Last night, I got back into it. Since I haven’t done anything in the last 2 weeks, I thought I would just do the Level 1 Jillian Michael’s DVD – 30 Day Shred. While it was a nice workout to start off with, I found myself wanting more. I guess taking two weeks off from vigorous workouts didn’t have an effect on the type of workout I want.
So, tomorrow… I bump it up a notch.
I usually play summer soccer and indoor (winter) soccer but didn’t get the chance this past winter since my husband was away for 7 months.
Soccer is my number 1 thing to do – I grew up playing soccer….started when I was 5 … it’s in my blood! lol I’ll just say, that I’ve played soccer for just over 25 years…that doesn’t sound so bad now does it? I’ve played at many levels; community soccer in the beginning but mainly Tier 1 (competitive) soccer for most of those years. I played in Jr. High and High School but decided not to play in University (something I regret today).
To this day (okay, last summer), I played in a competitive women’s league all summer (May – August) and sometimes we played up to 3 tournaments on top of our league games. During those tournaments is when I would watch what I would eat and drink. As in 3 full meals, snacks, tones of water, Gatorade and protein after every game. We’d play for 90 minutes a game and sometimes up to 5 games in 3 days. Talk about sore muscles!

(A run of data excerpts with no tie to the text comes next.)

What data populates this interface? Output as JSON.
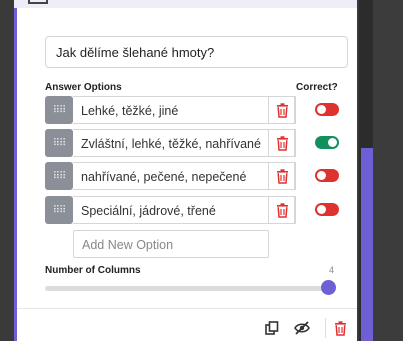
{
  "question": {
    "text": "Jak dělíme šlehané hmoty?"
  },
  "headers": {
    "answer_options": "Answer Options",
    "correct": "Correct?"
  },
  "options": [
    {
      "text": "Lehké, těžké, jiné",
      "correct": false
    },
    {
      "text": "Zvláštní, lehké, těžké, nahřívané",
      "correct": true
    },
    {
      "text": "nahřívané, pečené, nepečené",
      "correct": false
    },
    {
      "text": "Speciální, jádrové, třené",
      "correct": false
    }
  ],
  "add_option": {
    "placeholder": "Add New Option"
  },
  "columns": {
    "label": "Number of Columns",
    "value": "4",
    "level_fraction": 1.0
  },
  "colors": {
    "accent": "#6f5fd6",
    "danger": "#e03131",
    "success": "#12915c"
  },
  "icons": {
    "drag": "drag-handle-icon",
    "delete": "trash-icon",
    "duplicate": "copy-icon",
    "hide": "eye-off-icon"
  }
}
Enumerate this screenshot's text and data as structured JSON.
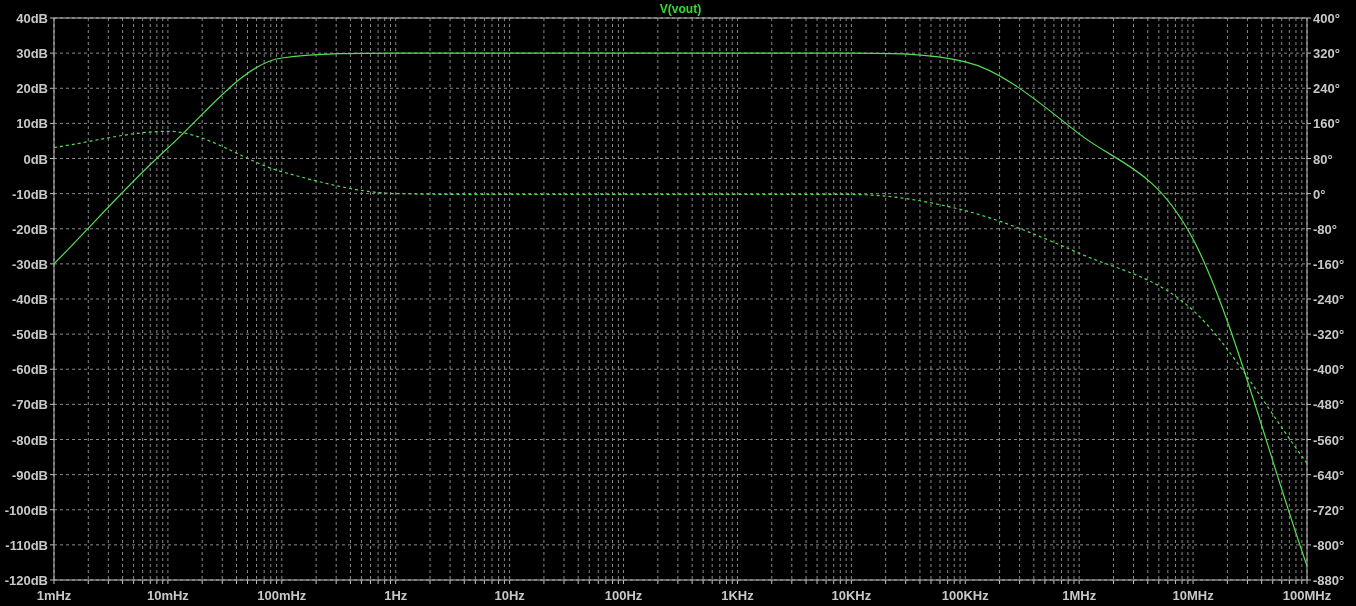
{
  "plot": {
    "chart_data": {
      "type": "line",
      "title": "V(vout)",
      "categories": [
        "1mHz",
        "10mHz",
        "100mHz",
        "1Hz",
        "10Hz",
        "100Hz",
        "1KHz",
        "10KHz",
        "100KHz",
        "1MHz",
        "10MHz",
        "100MHz"
      ],
      "grid": true,
      "ylim": [
        -120,
        40
      ],
      "yticks": [
        {
          "value": 40,
          "label": "40dB"
        },
        {
          "value": 30,
          "label": "30dB"
        },
        {
          "value": 20,
          "label": "20dB"
        },
        {
          "value": 10,
          "label": "10dB"
        },
        {
          "value": 0,
          "label": "0dB"
        },
        {
          "value": -10,
          "label": "-10dB"
        },
        {
          "value": -20,
          "label": "-20dB"
        },
        {
          "value": -30,
          "label": "-30dB"
        },
        {
          "value": -40,
          "label": "-40dB"
        },
        {
          "value": -50,
          "label": "-50dB"
        },
        {
          "value": -60,
          "label": "-60dB"
        },
        {
          "value": -70,
          "label": "-70dB"
        },
        {
          "value": -80,
          "label": "-80dB"
        },
        {
          "value": -90,
          "label": "-90dB"
        },
        {
          "value": -100,
          "label": "-100dB"
        },
        {
          "value": -110,
          "label": "-110dB"
        },
        {
          "value": -120,
          "label": "-120dB"
        }
      ],
      "y2lim": [
        -880,
        400
      ],
      "y2ticks": [
        {
          "value": 400,
          "label": "400°"
        },
        {
          "value": 320,
          "label": "320°"
        },
        {
          "value": 240,
          "label": "240°"
        },
        {
          "value": 160,
          "label": "160°"
        },
        {
          "value": 80,
          "label": "80°"
        },
        {
          "value": 0,
          "label": "0°"
        },
        {
          "value": -80,
          "label": "-80°"
        },
        {
          "value": -160,
          "label": "-160°"
        },
        {
          "value": -240,
          "label": "-240°"
        },
        {
          "value": -320,
          "label": "-320°"
        },
        {
          "value": -400,
          "label": "-400°"
        },
        {
          "value": -480,
          "label": "-480°"
        },
        {
          "value": -560,
          "label": "-560°"
        },
        {
          "value": -640,
          "label": "-640°"
        },
        {
          "value": -720,
          "label": "-720°"
        },
        {
          "value": -800,
          "label": "-800°"
        },
        {
          "value": -880,
          "label": "-880°"
        }
      ],
      "series": [
        {
          "color": "#55dd55",
          "values": [
            -30,
            3,
            28.6,
            30,
            30,
            30,
            30,
            30,
            27.5,
            7,
            -23,
            -116
          ]
        },
        {
          "color": "#55dd55",
          "axis": "y2",
          "line_style": "dashed",
          "values": [
            105,
            142,
            50,
            0,
            -2,
            -2,
            -2,
            -2,
            -39,
            -136,
            -266,
            -614
          ]
        }
      ]
    }
  }
}
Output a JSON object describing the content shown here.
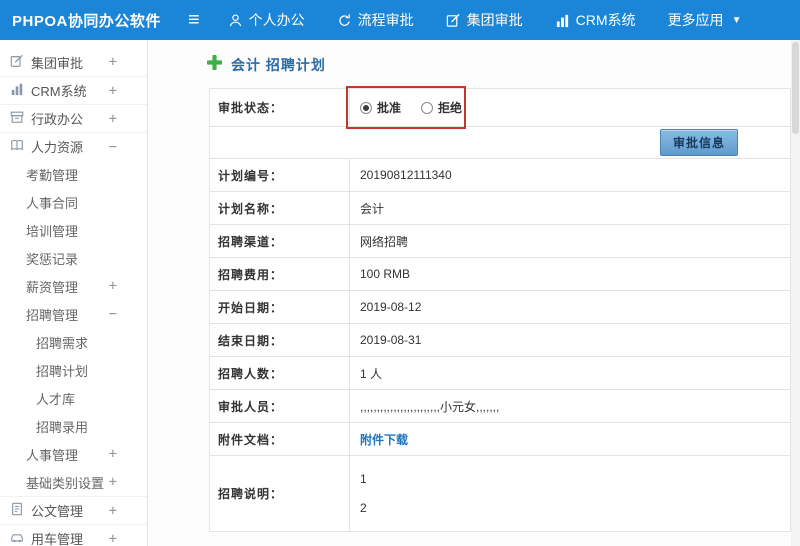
{
  "topbar": {
    "logo": "PHPOA协同办公软件",
    "nav": [
      {
        "label": "个人办公"
      },
      {
        "label": "流程审批"
      },
      {
        "label": "集团审批"
      },
      {
        "label": "CRM系统"
      },
      {
        "label": "更多应用"
      }
    ]
  },
  "sidebar": {
    "items": [
      {
        "label": "集团审批",
        "expand": "+"
      },
      {
        "label": "CRM系统",
        "expand": "+"
      },
      {
        "label": "行政办公",
        "expand": "+"
      },
      {
        "label": "人力资源",
        "expand": "−"
      },
      {
        "label": "考勤管理",
        "expand": ""
      },
      {
        "label": "人事合同",
        "expand": ""
      },
      {
        "label": "培训管理",
        "expand": ""
      },
      {
        "label": "奖惩记录",
        "expand": ""
      },
      {
        "label": "薪资管理",
        "expand": "+"
      },
      {
        "label": "招聘管理",
        "expand": "−"
      },
      {
        "label": "招聘需求",
        "expand": ""
      },
      {
        "label": "招聘计划",
        "expand": ""
      },
      {
        "label": "人才库",
        "expand": ""
      },
      {
        "label": "招聘录用",
        "expand": ""
      },
      {
        "label": "人事管理",
        "expand": "+"
      },
      {
        "label": "基础类别设置",
        "expand": "+"
      },
      {
        "label": "公文管理",
        "expand": "+"
      },
      {
        "label": "用车管理",
        "expand": "+"
      }
    ]
  },
  "main": {
    "title": "会计 招聘计划",
    "status": {
      "label": "审批状态：",
      "approve": "批准",
      "reject": "拒绝"
    },
    "approve_button": "审批信息",
    "rows": [
      {
        "label": "计划编号：",
        "value": "20190812111340"
      },
      {
        "label": "计划名称：",
        "value": "会计"
      },
      {
        "label": "招聘渠道：",
        "value": "网络招聘"
      },
      {
        "label": "招聘费用：",
        "value": "100 RMB"
      },
      {
        "label": "开始日期：",
        "value": "2019-08-12"
      },
      {
        "label": "结束日期：",
        "value": "2019-08-31"
      },
      {
        "label": "招聘人数：",
        "value": "1 人"
      },
      {
        "label": "审批人员：",
        "value": ",,,,,,,,,,,,,,,,,,,,,,,,小元女,,,,,,,"
      },
      {
        "label": "附件文档：",
        "value": "附件下载"
      },
      {
        "label": "招聘说明：",
        "lines": [
          "1",
          "2"
        ]
      }
    ]
  },
  "colors": {
    "topbar": "#1b86d8",
    "title": "#2b6ca3",
    "annotation": "#c0392b",
    "link": "#1f74c0",
    "plus_icon_green": "#3fae49"
  }
}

Normally, I would eat a CLIFF bar after a game on the way home to get a little protein/energy back in and refuel.
Reason for protein after a workout: my personal experience and own learnings
- protein helps repair the tears in your muscles that you just endured during your workout; helps you feel less sore the next day/recovery
- to consume protein within 30 minutes of your workout
- There are two basic types of recovery. The first is the restoration of fuel supplies–the carbohydrates and fats that supply energy to the working muscle.
- The second is adaptation, in which the structure and metabolic processes of the muscles are rebuilt and reinforced to be stronger and more efficient.
So last night after my workout, I was craving a Banana.
Yeah, I know, WHO craves a banana?
Apparently, I do.
So I thought, I should pair it with some protien….yogurt maybe?
Nope, I went for ICE CREAM! (Whoops!)
Then decided on a Banana Split with chocolate syrup too!
WHAT WAS I THINKING?
Clearly I was not!
But it was dam good! Ha ha !
(I’m not recommending ice cream as an after workout protein snack)
On a serious note, I usually have my favourite yogurt and blueberries after a work out these days Or chocolate Soy Milk. You can see what I mean in this post here.
What do you eat after a workout/exercise/tournament ?
Please note, I am not a doctor, nurse or nutritionist. These are my own thoughts and experiences. Please consult your own doctor on nutrition and fitness.